Auch der Trainerwechsel an Ostern von Christoph Dabrowski, der nach nur acht Wochen seinen Posten räumen musste, hin zu Khvicha Shubitidze brachte nicht die Wende. Co-Trainer Lars Fuchs war ebenfalls freigestellt worden, während Sportchef Michael Tarnat von sich aus zurücktrat – nach nur drei Monaten im Amt. Allein seit Dezember haben die Veilchen damit zwei Trainer (Jens Härtel, Christoph Dabrowski), zwei Co-Trainer (Jörg Emmerich, Lars Fuchs) und zwei Sportchefs (Matthias Heidrich, Michael Tarnat) verschlissen.
Längst stehen daher auch die Verantwortlichen in der Kritik. Präsident Thomas Schlesinger hatte zuletzt Konsequenzen angekündigt, aber offen gelassen, welche genau. Einige Fans drängen mittlerweile auf eine außerordentliche Mitgliederversammlung, die womöglich zu einem herben Einschnitt führen könnte. Doch so oder scheint ein großer Cut zum Saisonende unvermeidbar. Dafür ist in den letzten Monaten zu viel schief gelaufen. Begonnen hat der schleichende Abwärtstrend aber nicht erst in dieser Saison, sondern schon in den letzten Jahren, in denen der dreimalige DDR-Meister den Anforderungen und Gepflogenheiten des Profifußballs immer weniger gewachsen schien.
In der Regionalliga soll nun ein Neuanfang erfolgen – mit dem klaren Ziel, den direkten Wiederaufstieg zu schaffen. Immerhin steigt der Nordost-Meister in der kommenden Saison direkt auf. Um im Haifischbecken der Traditionsvereine wie Jena, Erfurt, Halle und womöglich auch Lok Leipzig eine Chance zu haben, wollen die Veilchen einen Gesamtetat von zehn Millionen auf die Beine stellen.

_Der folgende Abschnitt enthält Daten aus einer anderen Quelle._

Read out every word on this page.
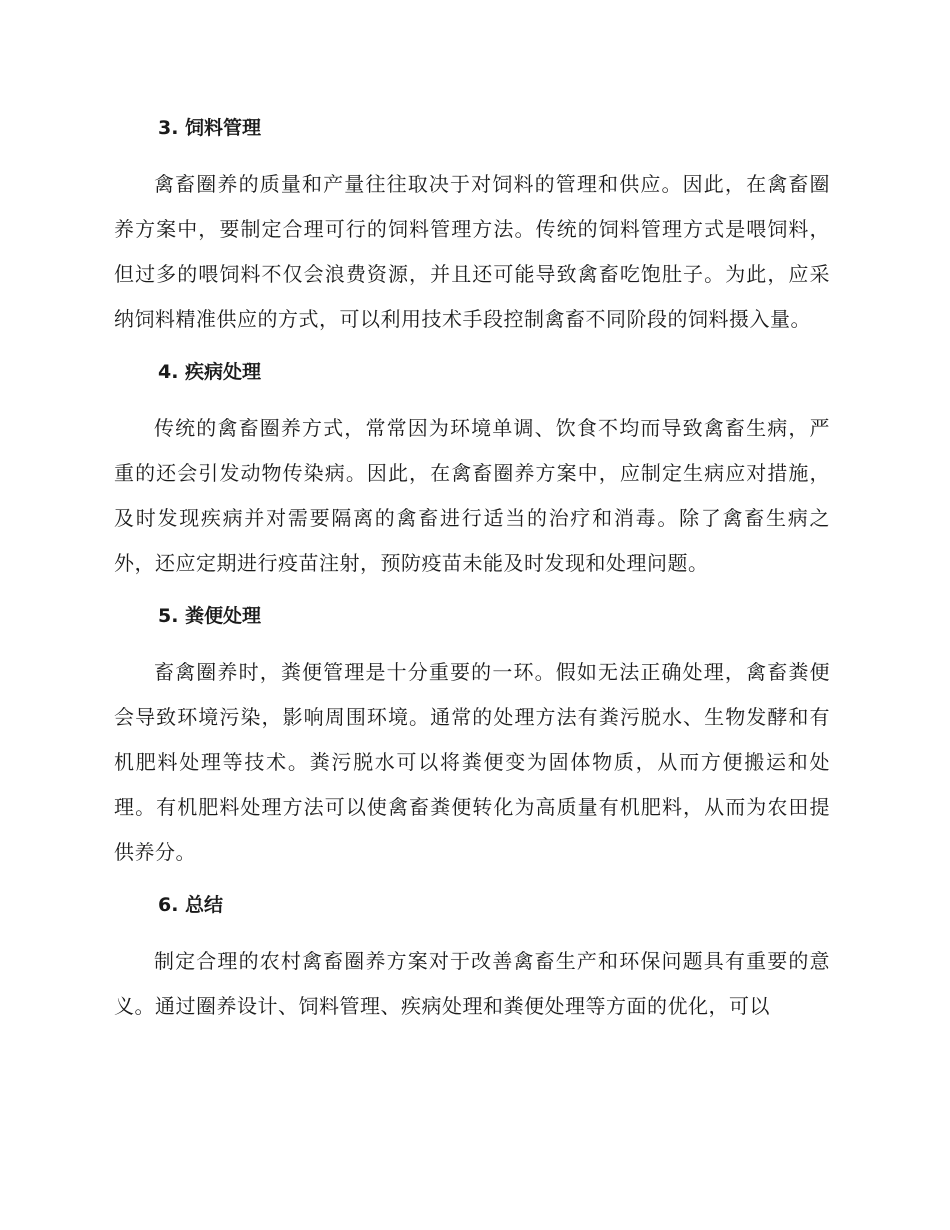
3. 饲料管理

禽畜圈养的质量和产量往往取决于对饲料的管理和供应。因此，在禽畜圈养方案中，要制定合理可行的饲料管理方法。传统的饲料管理方式是喂饲料，但过多的喂饲料不仅会浪费资源，并且还可能导致禽畜吃饱肚子。为此，应采纳饲料精准供应的方式，可以利用技术手段控制禽畜不同阶段的饲料摄入量。

4. 疾病处理

传统的禽畜圈养方式，常常因为环境单调、饮食不均而导致禽畜生病，严重的还会引发动物传染病。因此，在禽畜圈养方案中，应制定生病应对措施，及时发现疾病并对需要隔离的禽畜进行适当的治疗和消毒。除了禽畜生病之外，还应定期进行疫苗注射，预防疫苗未能及时发现和处理问题。

5. 粪便处理

畜禽圈养时，粪便管理是十分重要的一环。假如无法正确处理，禽畜粪便会导致环境污染，影响周围环境。通常的处理方法有粪污脱水、生物发酵和有机肥料处理等技术。粪污脱水可以将粪便变为固体物质，从而方便搬运和处理。有机肥料处理方法可以使禽畜粪便转化为高质量有机肥料，从而为农田提供养分。

6. 总结

制定合理的农村禽畜圈养方案对于改善禽畜生产和环保问题具有重要的意义。通过圈养设计、饲料管理、疾病处理和粪便处理等方面的优化，可以
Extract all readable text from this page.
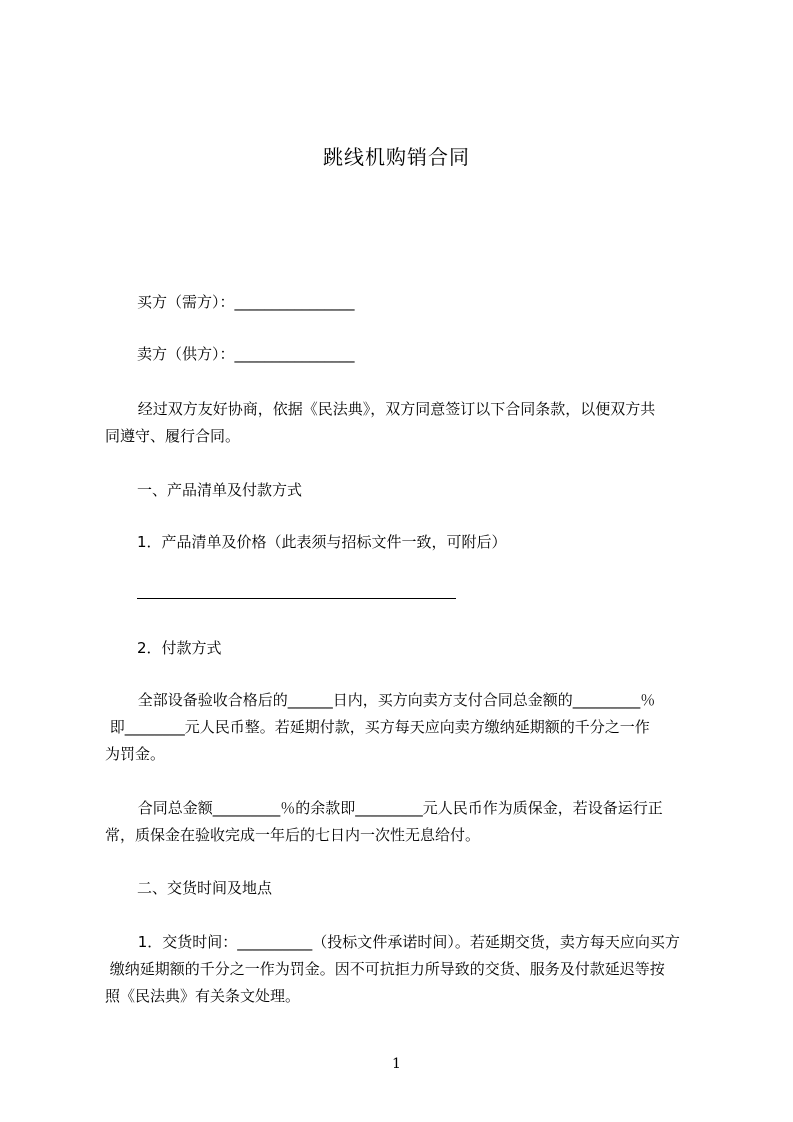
跳线机购销合同
买方（需方）：________________
卖方（供方）：________________
经过双方友好协商，依据《民法典》，双方同意签订以下合同条款，以便双方共
同遵守、履行合同。
一、产品清单及付款方式
1．产品清单及价格（此表须与招标文件一致，可附后）
2．付款方式
全部设备验收合格后的______日内，买方向卖方支付合同总金额的_________％
即________元人民币整。若延期付款，买方每天应向卖方缴纳延期额的千分之一作
为罚金。
合同总金额_________％的余款即_________元人民币作为质保金，若设备运行正
常，质保金在验收完成一年后的七日内一次性无息给付。
二、交货时间及地点
1．交货时间：__________（投标文件承诺时间）。若延期交货，卖方每天应向买方
缴纳延期额的千分之一作为罚金。因不可抗拒力所导致的交货、服务及付款延迟等按
照《民法典》有关条文处理。
1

Die aufgebauten Strukturen und die professionelle Infrastruktur sollen trotz notwendiger Einschränkungen und Einsparmaßnahmen von rund drei Millionen Euro weitgehend erhalten bleiben. Dazu zählen 50 bis 60 Arbeitsplätze, die Geschäftsstelle, das Nachwuchsleistungszentrum sowie die Stadioninfrastruktur. Hinzu kommen 13 weitere Abteilungen wie die Ringer und die Schwimmer. Damit das gelingt, setzt der Verein auf den Rückhalt aus dem Umfeld, etwa auf die Sponsoren. Einer wie Gerd Schädlich würde den Veilchen in dieser Situation sicherlich guttun. Er wird im Himmel eine Träne verdrücken, dass sein Herzensklub ausgerechnet im Jahr des 80-jährigen Vereinsjubiläums aus der 3. Liga absteigt und künftig erstmals nur noch viertklassig spielt.